Balboa Park
San Diego’s Balboa Park was created from the infrastructure built for two expositions, the Panama-California Exposition of 1915-16 and the California Pacific International Exposition of 1935-36 and includes over 15 museums, plus the zoo.
It’s a wonderful place for strolling, but must be packed during tourist season. The buildings are wonderful examples of Spanish style architecture.
The Spanish Village Art Center is a funky complex with 37 working studios representing over 250 local artists. We chatted for quite a while with a silversmith who is obsessed with all the different weaves one might use for silver chains. She learned her craft from a Native American custodian at her public school in Wyoming when she refused to continue taking Home Ec.
This Moreton Bay Fig tree was planted sometime before the first of those expositions and its canopy is roughly 150’ across. For understandable reasons, they’ve put a fence around it to help it survive for another hundred years.
The Waterfront & the USS Midway
After wandering the Gaslight District and Downtown, we knew we had to make our way to the waterfront before leaving San Diego.
Commissioned one week after the end of WWII, the USS Midway was the largest ship in the world until 1955. It saw action in the Vietnam War and Desert Storm and was decommissioned in 1992. Its home port was Yokosuka, Japan, and was too large to go through the Panama Canal. In 2004 it was brought San Diego and became a privately run museum.
Fortunately, there were tours and helpful volunteers (all retired Navy) to explain how this thing worked. On the left are the steam engine room controls that determine the power going to the propellers, whether the power source is diesel (this ship) or nuclear. In the photo to the right, the controls left of center are the fine tuning for speed. Make no mistake. This thing could move. In fact, you could waterski behind it.

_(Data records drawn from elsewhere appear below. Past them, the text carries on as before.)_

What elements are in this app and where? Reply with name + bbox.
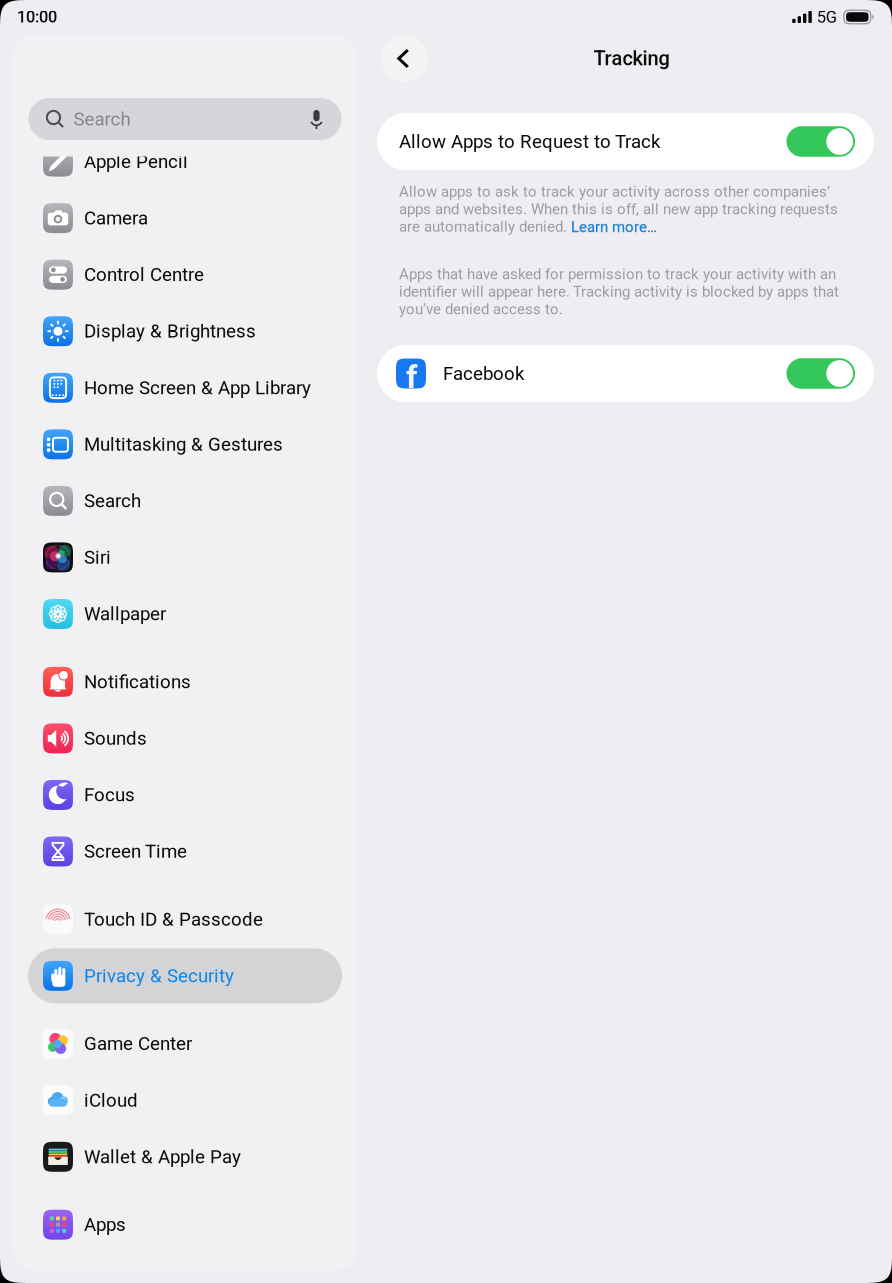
button[interactable]: Notifications xyxy=(28,654,342,709)
staticText: Control Centre xyxy=(84,264,204,286)
button[interactable]: Home Screen & App Library xyxy=(28,360,342,415)
button[interactable]: Multitasking & Gestures xyxy=(28,417,342,472)
staticText: Screen Time xyxy=(84,840,187,862)
button[interactable]: Back xyxy=(381,35,428,82)
staticText: 10:00 xyxy=(17,8,57,27)
staticText: Touch ID & Passcode xyxy=(84,908,263,930)
button[interactable]: Wallpaper xyxy=(28,586,342,642)
button[interactable]: Privacy & Security xyxy=(28,948,342,1003)
staticText: Search xyxy=(74,108,130,130)
staticText: Apps that have asked for permission to t… xyxy=(399,266,839,318)
button[interactable]: Display & Brightness xyxy=(28,304,342,359)
staticText: Search xyxy=(84,490,141,512)
staticText: Display & Brightness xyxy=(84,320,256,342)
button[interactable]: Camera xyxy=(28,191,342,246)
button[interactable]: Game Center xyxy=(28,1016,342,1071)
staticText: Wallet & Apple Pay xyxy=(84,1146,241,1168)
button[interactable]: Control Centre xyxy=(28,247,342,302)
button[interactable]: Wallet & Apple Pay xyxy=(28,1129,342,1184)
staticText: iCloud xyxy=(84,1089,138,1111)
staticText: Allow apps to ask to track your activity… xyxy=(399,183,838,236)
staticText: Facebook xyxy=(443,363,524,384)
button[interactable]: Sounds xyxy=(28,711,342,766)
staticText: Focus xyxy=(84,784,135,806)
staticText: Home Screen & App Library xyxy=(84,377,311,399)
staticText: Apps xyxy=(84,1214,126,1236)
staticText: Sounds xyxy=(84,727,147,749)
staticText: f xyxy=(406,358,417,396)
staticText: 5G xyxy=(817,7,837,27)
staticText: Apple Pencil xyxy=(84,151,188,172)
staticText: Notifications xyxy=(84,671,191,693)
staticText: Privacy & Security xyxy=(84,965,234,987)
button[interactable]: Learn more… xyxy=(571,218,657,236)
staticText: Siri xyxy=(84,546,111,568)
staticText: Allow Apps to Request to Track xyxy=(399,131,660,152)
button[interactable]: Touch ID & Passcode xyxy=(28,892,342,947)
button[interactable]: f xyxy=(377,345,874,402)
button[interactable]: Siri xyxy=(28,530,342,585)
staticText: Multitasking & Gestures xyxy=(84,433,283,455)
staticText: Game Center xyxy=(84,1033,192,1055)
staticText: Camera xyxy=(84,207,148,229)
staticText: Learn more… xyxy=(571,218,657,236)
button[interactable]: Focus xyxy=(28,767,342,822)
button[interactable]: Search xyxy=(28,473,342,528)
button[interactable]: Allow Apps to Request to Track xyxy=(377,113,874,170)
staticText: Wallpaper xyxy=(84,603,166,625)
staticText: Tracking xyxy=(594,47,670,70)
button[interactable]: Apple Pencil xyxy=(28,134,342,189)
button[interactable]: Apps xyxy=(28,1197,342,1252)
button[interactable]: Screen Time xyxy=(28,824,342,879)
button[interactable]: iCloud xyxy=(28,1073,342,1128)
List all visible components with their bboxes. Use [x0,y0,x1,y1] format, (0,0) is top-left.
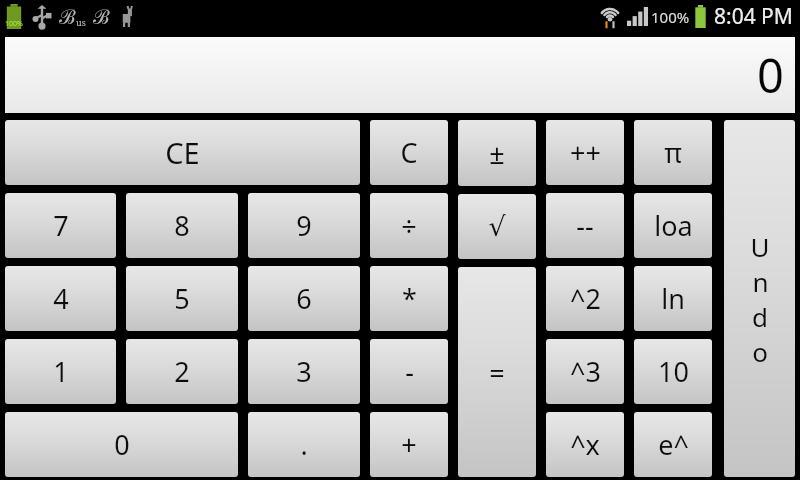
button[interactable]: 6 [248,266,360,331]
staticText: 2 [174,353,190,390]
button[interactable]: = [458,267,536,477]
button[interactable]: + [370,412,448,477]
staticText: ± [489,135,505,172]
button[interactable]: ^x [546,412,624,477]
button[interactable]: e^ [634,412,712,477]
staticText: ℬ [93,3,110,30]
staticText: CE [165,133,200,172]
button[interactable]: 10 [634,339,712,404]
staticText: ln [661,280,685,317]
staticText: - [405,353,414,390]
staticText: 0 [757,43,784,107]
button[interactable]: ÷ [370,193,448,258]
button[interactable]: ++ [546,120,624,185]
staticText: ℬ [59,3,76,30]
staticText: 100% [5,19,23,29]
staticText: 6 [296,280,312,317]
staticText: us [76,16,86,28]
button[interactable]: - [370,339,448,404]
staticText: 0 [114,426,130,463]
staticText: 10 [658,353,689,390]
staticText: + [401,426,417,463]
staticText: ++ [570,134,601,171]
staticText: C [400,134,418,171]
button[interactable]: . [248,412,360,477]
staticText: ÷ [401,207,417,244]
staticText: 1 [53,353,69,390]
button[interactable]: ± [458,120,536,186]
staticText: 100% [651,7,690,27]
staticText: U [750,229,770,264]
staticText: 9 [296,207,312,244]
button[interactable]: π [634,120,712,185]
button[interactable]: ln [634,266,712,331]
button[interactable]: 5 [126,266,238,331]
button[interactable]: C [370,120,448,185]
button[interactable]: 0 [5,412,238,477]
button[interactable]: 1 [5,339,116,404]
staticText: loa [654,207,693,244]
staticText: π [664,134,682,171]
staticText: d [752,299,768,334]
button[interactable]: 9 [248,193,360,258]
button[interactable]: 7 [5,193,116,258]
button[interactable]: ^2 [546,266,624,331]
staticText: 4 [53,280,69,317]
staticText: ^x [570,426,600,463]
staticText: ^2 [570,280,601,317]
button[interactable]: loa [634,193,712,258]
staticText: ^3 [570,353,601,390]
button[interactable]: 8 [126,193,238,258]
button[interactable]: ^3 [546,339,624,404]
button[interactable]: * [370,266,448,331]
staticText: . [300,426,308,463]
staticText: e^ [658,426,689,463]
button[interactable]: 4 [5,266,116,331]
button[interactable]: √ [458,194,536,259]
staticText: √ [488,211,506,242]
button[interactable]: U [724,120,795,477]
staticText: n [752,264,769,299]
staticText: o [752,334,768,369]
staticText: 7 [53,207,69,244]
staticText: 3 [296,353,312,390]
button[interactable]: -- [546,193,624,258]
staticText: 8 [174,207,190,244]
staticText: = [489,354,505,391]
button[interactable]: 3 [248,339,360,404]
staticText: 8:04 PM [714,2,793,31]
staticText: * [402,280,417,317]
staticText: 5 [174,280,190,317]
staticText: -- [576,207,594,244]
button[interactable]: 2 [126,339,238,404]
button[interactable]: CE [5,120,360,185]
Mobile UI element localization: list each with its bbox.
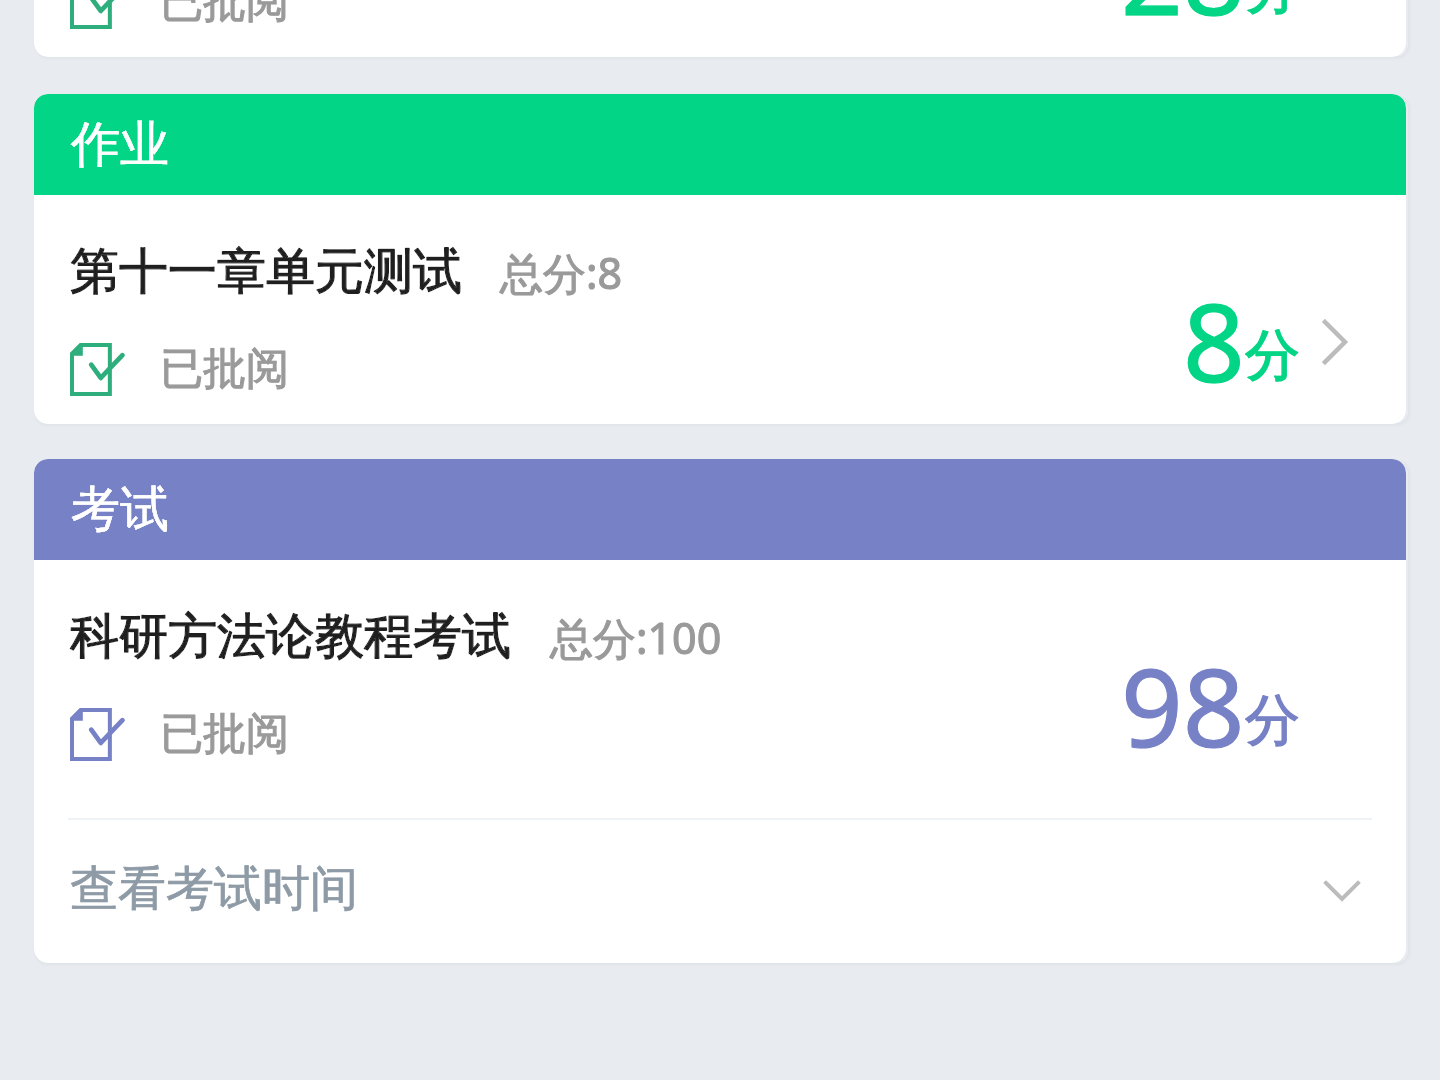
staticText: 已批阅 bbox=[160, 342, 289, 396]
staticText: 考试 bbox=[71, 479, 169, 541]
staticText: 分 bbox=[1245, 321, 1300, 390]
button[interactable]: 第九章单元测试 bbox=[34, 0, 1406, 57]
staticText: 8 bbox=[1183, 267, 1245, 414]
staticText: 第十一章单元测试 bbox=[70, 241, 462, 303]
staticText: 总分:8 bbox=[500, 243, 623, 302]
button[interactable]: 科研方法论教程考试 bbox=[34, 560, 1406, 818]
staticText: 分 bbox=[1245, 321, 1300, 390]
staticText: 28 bbox=[1121, 0, 1245, 47]
staticText: 分 bbox=[1245, 0, 1300, 23]
staticText: 已批阅 bbox=[160, 0, 289, 29]
staticText: 作业 bbox=[71, 114, 169, 176]
staticText: 作业 bbox=[71, 114, 169, 176]
button[interactable]: 查看考试时间 bbox=[34, 820, 1406, 963]
staticText: 分 bbox=[1245, 0, 1300, 23]
staticText: 98 bbox=[1121, 632, 1245, 779]
staticText: 已批阅 bbox=[160, 707, 289, 761]
button[interactable]: 第十一章单元测试 bbox=[34, 195, 1406, 424]
other: Expand exam schedule bbox=[1324, 881, 1360, 901]
staticText: 科研方法论教程考试 bbox=[70, 606, 511, 668]
staticText: 考试 bbox=[71, 479, 169, 541]
staticText: 已批阅 bbox=[160, 0, 289, 29]
staticText: 已批阅 bbox=[160, 342, 289, 396]
staticText: 分 bbox=[1245, 686, 1300, 755]
staticText: 查看考试时间 bbox=[70, 859, 358, 919]
staticText: 总分:100 bbox=[550, 608, 722, 667]
staticText: 科研方法论教程考试 bbox=[70, 606, 511, 668]
staticText: 总分:8 bbox=[500, 243, 623, 302]
staticText: 28 bbox=[1121, 0, 1245, 47]
button[interactable]: 作业 bbox=[34, 94, 1406, 195]
staticText: 分 bbox=[1245, 686, 1300, 755]
staticText: 第十一章单元测试 bbox=[70, 241, 462, 303]
staticText: 98 bbox=[1121, 632, 1245, 779]
button[interactable]: 考试 bbox=[34, 459, 1406, 560]
staticText: 查看考试时间 bbox=[70, 859, 358, 919]
staticText: 8 bbox=[1183, 267, 1245, 414]
staticText: 已批阅 bbox=[160, 707, 289, 761]
other: Open detail bbox=[1323, 320, 1347, 364]
staticText: 总分:100 bbox=[550, 608, 722, 667]
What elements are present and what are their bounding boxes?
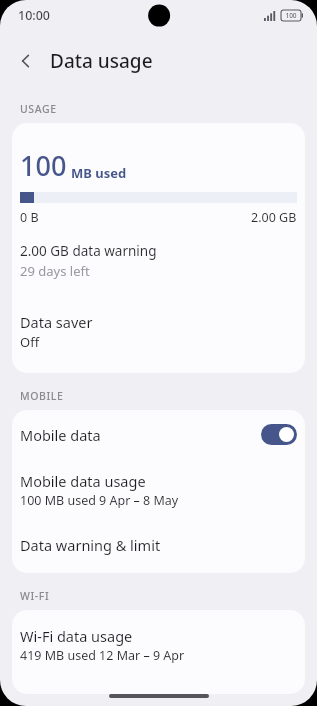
- staticText: 100 MB used 9 Apr – 8 May: [20, 492, 179, 509]
- button[interactable]: Wi-Fi data usage: [12, 626, 305, 664]
- staticText: 10:00: [18, 7, 51, 24]
- staticText: 0 B: [20, 209, 39, 226]
- button[interactable]: 2.00 GB data warning: [12, 242, 305, 280]
- staticText: Data usage: [50, 48, 153, 74]
- staticText: Mobile data: [20, 425, 101, 445]
- staticText: MB used: [71, 164, 127, 182]
- staticText: Off: [20, 333, 40, 351]
- button[interactable]: Data warning & limit: [12, 535, 305, 555]
- staticText: 419 MB used 12 Mar – 9 Apr: [20, 647, 185, 664]
- button[interactable]: Back: [8, 43, 44, 79]
- staticText: 100: [285, 11, 297, 20]
- staticText: Data saver: [20, 312, 93, 332]
- button[interactable]: Data saver: [12, 312, 305, 351]
- staticText: MOBILE: [20, 389, 64, 403]
- staticText: Mobile data usage: [20, 471, 146, 491]
- staticText: 2.00 GB data warning: [20, 242, 157, 260]
- button[interactable]: Mobile data usage: [12, 471, 305, 509]
- button[interactable]: Mobile data: [12, 424, 305, 445]
- staticText: 2.00 GB: [251, 209, 297, 226]
- staticText: USAGE: [20, 102, 57, 116]
- staticText: WI-FI: [20, 589, 50, 603]
- button[interactable]: Mobile data toggle: [261, 424, 297, 445]
- staticText: 100: [20, 147, 67, 184]
- staticText: Data warning & limit: [20, 535, 161, 555]
- staticText: Wi-Fi data usage: [20, 626, 133, 646]
- staticText: 29 days left: [20, 262, 90, 280]
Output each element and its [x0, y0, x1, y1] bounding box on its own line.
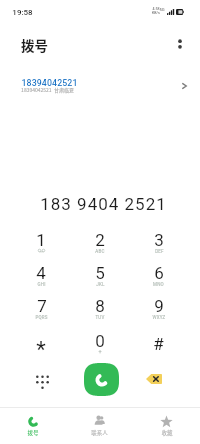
- staticText: DEF: [155, 249, 164, 254]
- staticText: 0: [95, 331, 105, 351]
- staticText: *: [36, 337, 46, 355]
- button[interactable]: More options: [170, 34, 190, 54]
- button[interactable]: 9: [129, 296, 188, 329]
- button[interactable]: 7: [12, 296, 70, 329]
- button[interactable]: 联系人: [66, 408, 133, 444]
- staticText: 19:58: [12, 8, 33, 17]
- staticText: 5: [95, 263, 105, 283]
- staticText: JKL: [96, 282, 105, 287]
- button[interactable]: Call: [84, 363, 119, 396]
- button[interactable]: 3: [129, 230, 188, 263]
- button[interactable]: 2: [70, 230, 129, 263]
- staticText: 18394042521 甘肃临夏: [21, 86, 74, 93]
- staticText: TUV: [95, 315, 105, 320]
- button[interactable]: Hide keypad: [27, 364, 57, 394]
- staticText: 4.58: [152, 7, 160, 11]
- button[interactable]: 0: [70, 329, 129, 365]
- staticText: 4: [36, 263, 46, 283]
- staticText: GHI: [37, 282, 46, 287]
- staticText: 拨号: [21, 35, 48, 55]
- staticText: 183 9404 2521: [40, 194, 167, 214]
- button[interactable]: 4: [12, 263, 70, 296]
- staticText: 2: [95, 230, 105, 250]
- staticText: 3: [154, 230, 164, 250]
- staticText: 7: [37, 296, 47, 316]
- button[interactable]: #: [129, 329, 188, 365]
- button[interactable]: 18394042521: [0, 68, 200, 98]
- staticText: MNO: [153, 282, 164, 287]
- staticText: KB/s: [152, 11, 160, 15]
- button[interactable]: Delete: [142, 369, 166, 389]
- button[interactable]: 6: [129, 263, 188, 296]
- staticText: 9: [154, 296, 164, 316]
- button[interactable]: 8: [70, 296, 129, 329]
- staticText: WXYZ: [152, 315, 166, 320]
- button[interactable]: 1: [12, 230, 70, 263]
- button[interactable]: 拨号: [0, 408, 66, 444]
- button[interactable]: 收藏: [133, 408, 200, 444]
- staticText: 1: [36, 230, 46, 250]
- button[interactable]: 5: [70, 263, 129, 296]
- staticText: ABC: [95, 249, 105, 254]
- staticText: +: [98, 348, 102, 354]
- staticText: 拨号: [27, 429, 39, 437]
- staticText: #: [153, 334, 164, 354]
- staticText: 5G: [159, 7, 165, 12]
- staticText: 收藏: [161, 429, 173, 437]
- staticText: 18394042521: [21, 78, 78, 88]
- staticText: 6: [154, 263, 164, 283]
- staticText: PQRS: [35, 315, 48, 320]
- staticText: 联系人: [91, 429, 108, 437]
- staticText: 8: [95, 296, 105, 316]
- button[interactable]: *: [12, 329, 70, 365]
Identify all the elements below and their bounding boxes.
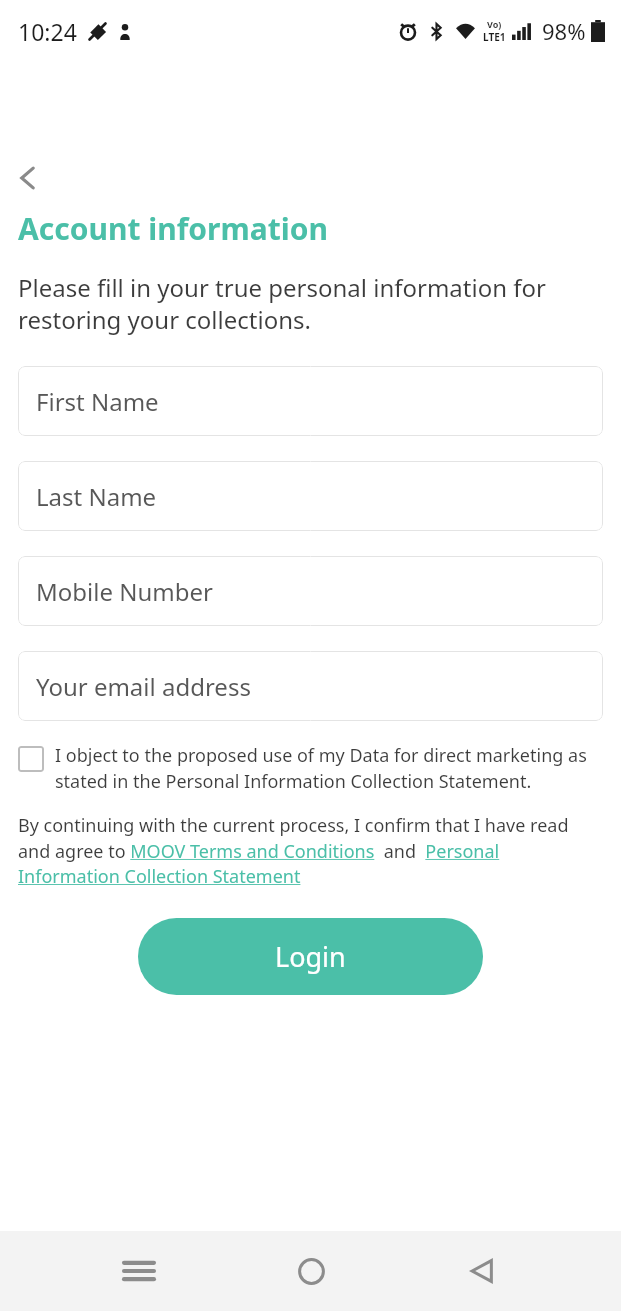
staticText: Please fill in your true personal inform… bbox=[18, 271, 603, 336]
button[interactable]: Login bbox=[138, 918, 483, 995]
staticText: 10:24 bbox=[18, 16, 77, 47]
staticText: Account information bbox=[18, 208, 328, 249]
staticText: Login bbox=[275, 938, 346, 975]
staticText: LTE1 bbox=[483, 30, 506, 44]
button[interactable]: Last Name bbox=[18, 461, 603, 531]
staticText: Vo) bbox=[487, 18, 502, 30]
button[interactable]: Home bbox=[279, 1239, 343, 1303]
button[interactable]: Your email address bbox=[18, 651, 603, 721]
button[interactable]: I object to the proposed use of my Data … bbox=[18, 743, 603, 793]
button[interactable]: First Name bbox=[18, 366, 603, 436]
staticText: Your email address bbox=[36, 670, 251, 703]
staticText: I object to the proposed use of my Data … bbox=[55, 743, 603, 793]
button[interactable]: Recent apps bbox=[107, 1239, 171, 1303]
button[interactable]: Mobile Number bbox=[18, 556, 603, 626]
button[interactable]: Back bbox=[450, 1239, 514, 1303]
staticText: 98% bbox=[542, 16, 586, 46]
staticText: Last Name bbox=[36, 480, 157, 513]
staticText: Mobile Number bbox=[36, 575, 213, 608]
button[interactable]: Back bbox=[4, 154, 52, 202]
staticText: First Name bbox=[36, 385, 159, 418]
button[interactable]: By continuing with the current process, … bbox=[18, 813, 603, 888]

We took a tour of the Island, which is the structure on the flight deck with both the navigational controls and the operations center for takeoff and landing of the aircraft. On the left, you can see the Launch Status Board which was maintained with a marker on glass, writing backwards so that the officers in charge of flight operations would always have current information available to them.
At launch with the use of a catapult, the plane would go from zero mph to 170 mph in 3 seconds, or less. Planes were launched every 90 seconds. The Corsair fighter plane was a workhorse of WWII (would not have been on the Midway).